= Clifford Digre =

US businessman

Clifford Benjamin Digre (May 26, 1923 - November 25, 2012) was an American entrepreneur. He was the founder of MISCO, Minneapolis Speaker Company, and was President of the Association of Loudspeaker Manufacturing & Acoustics International (ALMA, now known as ALTI) from 1972 to 1974.

== Early life ==
Digre was born in Hendricks, Minnesota, a township in southwestern Minnesota, to two parents of Norwegian descent. His father, Peder, died in a car accident when Cliff was five, leaving his mother widowed with four older children to support. Digre graduated from Hendricks High School in 1941.
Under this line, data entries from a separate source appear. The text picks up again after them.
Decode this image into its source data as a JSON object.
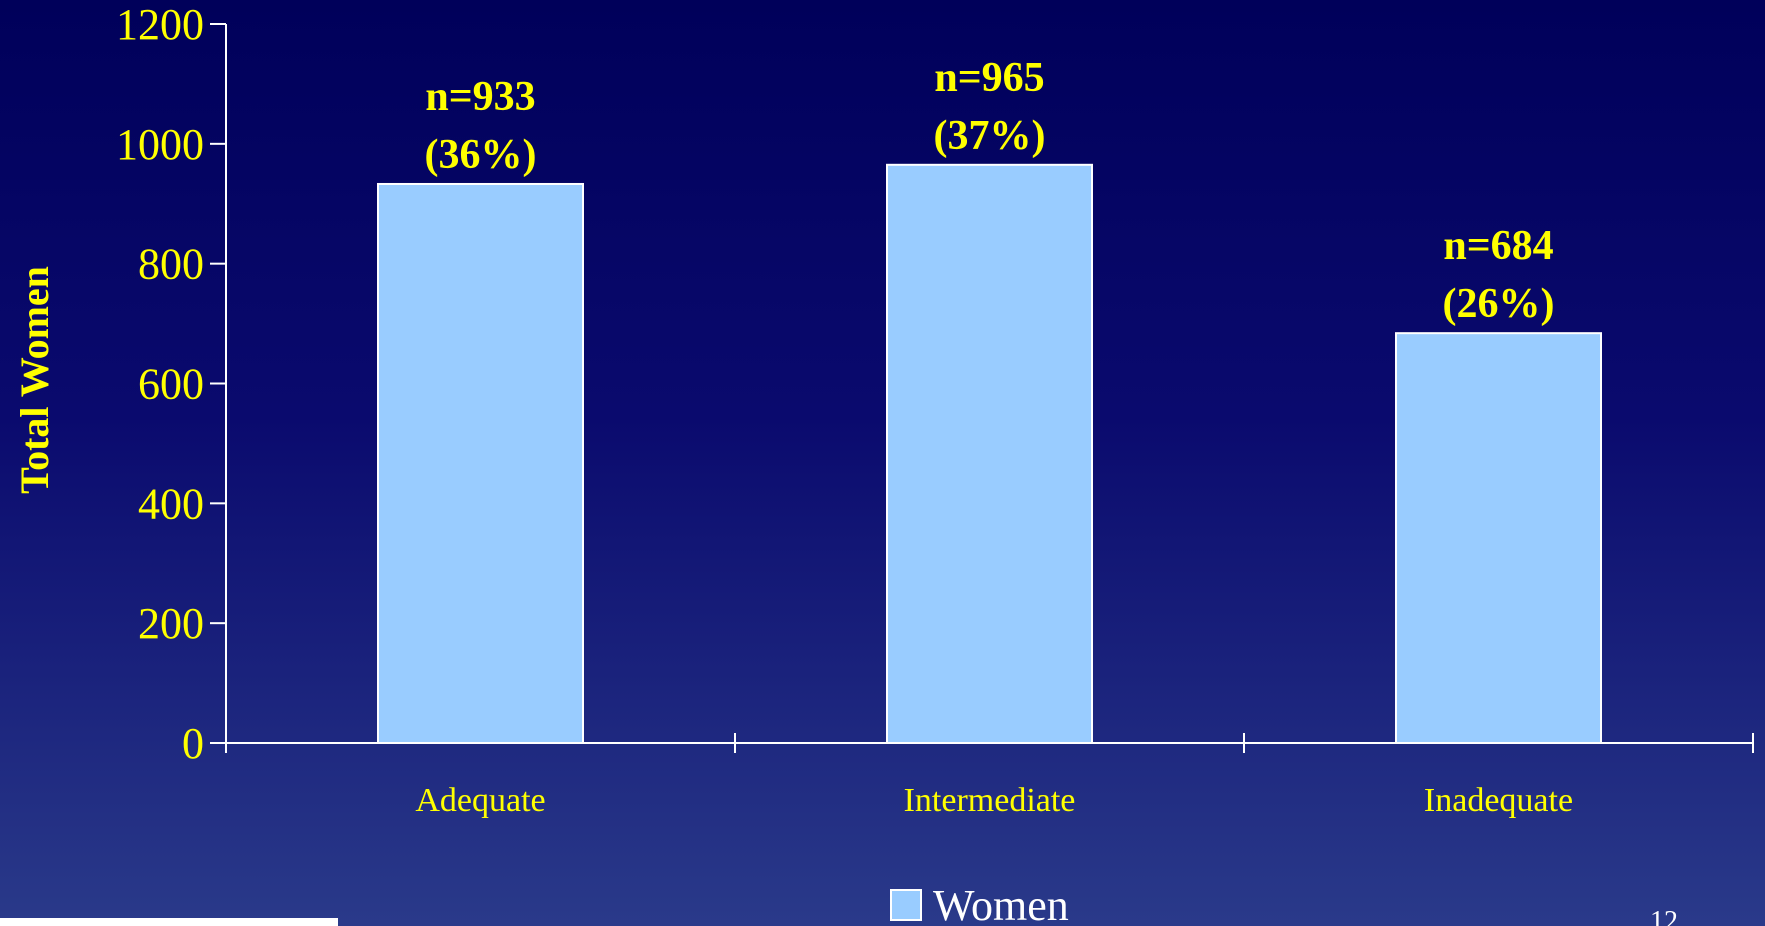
{
  "chart_data": {
    "type": "bar",
    "categories": [
      "Adequate",
      "Intermediate",
      "Inadequate"
    ],
    "series": [
      {
        "name": "Women",
        "values": [
          933,
          965,
          684
        ],
        "color": "#99ccff"
      }
    ],
    "data_labels": [
      [
        "n=933",
        "(36%)"
      ],
      [
        "n=965",
        "(37%)"
      ],
      [
        "n=684",
        "(26%)"
      ]
    ],
    "ylabel": "Total Women",
    "ylim": [
      0,
      1200
    ],
    "yticks": [
      0,
      200,
      400,
      600,
      800,
      1000,
      1200
    ],
    "grid": false,
    "legend_placement": "bottom-center"
  },
  "page_number": "12",
  "colors": {
    "text_accent": "#ffff00",
    "bar_fill": "#99ccff",
    "axis": "#ffffff"
  }
}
In 1943, Digre was drafted into the Army Air Corps, later the US Air Force, to fight in the European theatre of World War II. In the Signal Corps Radio School after basic training, Digre was drawn to radio operating, an interest that carried into his professional career. He was stationed at RAF Glatton as a member of 457th Bombardment Group in Conington, Cambridgeshire, England. Digre flew 24 combat missions as a ball turret gunner from September 1944 to April 1945 before receiving an honorable discharge in October 1945.

== Career ==
In 1947, Digre continued his education from the US Air Force by attending the National Radio School in Minneapolis. The inspiration to found Minneapolis Speaker Company occurred after he brought a radio to class whose sound had been distorted within the first minutes of playing. His instructor concluded the loudspeaker inside was defective and needed to either be completely rebuilt or replaced. Rebuilding was the cheaper option, but there was only one shop in the state which could do it. They were backlogged for weeks and then lost the speaker, forcing Digre to buy a new one. It was then that Digre concluded the shop needed competition and began the Minneapolis Speaker Reconing Company in 1949. By 1956, the company had begun manufacturing loudspeakers and changed the name to MISCO, Minneapolis Speaker Company.

== Patents ==
Digre has three patents in his name from the US Patent and Trademark Office. All three pertain to magnet assemblies or dust shields:
- US3492443: Dust shield and pressure element for magnet assembly
- US4293741: Magnet assembly
- US3898393: Magnet centering device and shield

== ALMA Foundation ==
Digre was a founding member of the Association of Loudspeaker Manufacturing & Acoustics International (ALMA, now ALTI) in 1964 to support American loudspeaker engineers and manufacturers. He served as the organization's president from 1972 to 1974 and as a board member emeritus through 2011. During his presidency, ALMA expanded membership by moving the organization away from serving company owners and trade matters toward engineering and technical exchange. Digre also received the inaugural Gold Driver Award in 2011, recognizing lifelong contributions to ALTI and American loudspeaker manufacturing.

== Personal life ==
Digre married Bernice Hoversten in 1947 and remained married until his death in 2012. They have four children, two of whom, Daniel Digre and Carrie Murphy, continue to work at MISCO as CEO and CFO, respectively.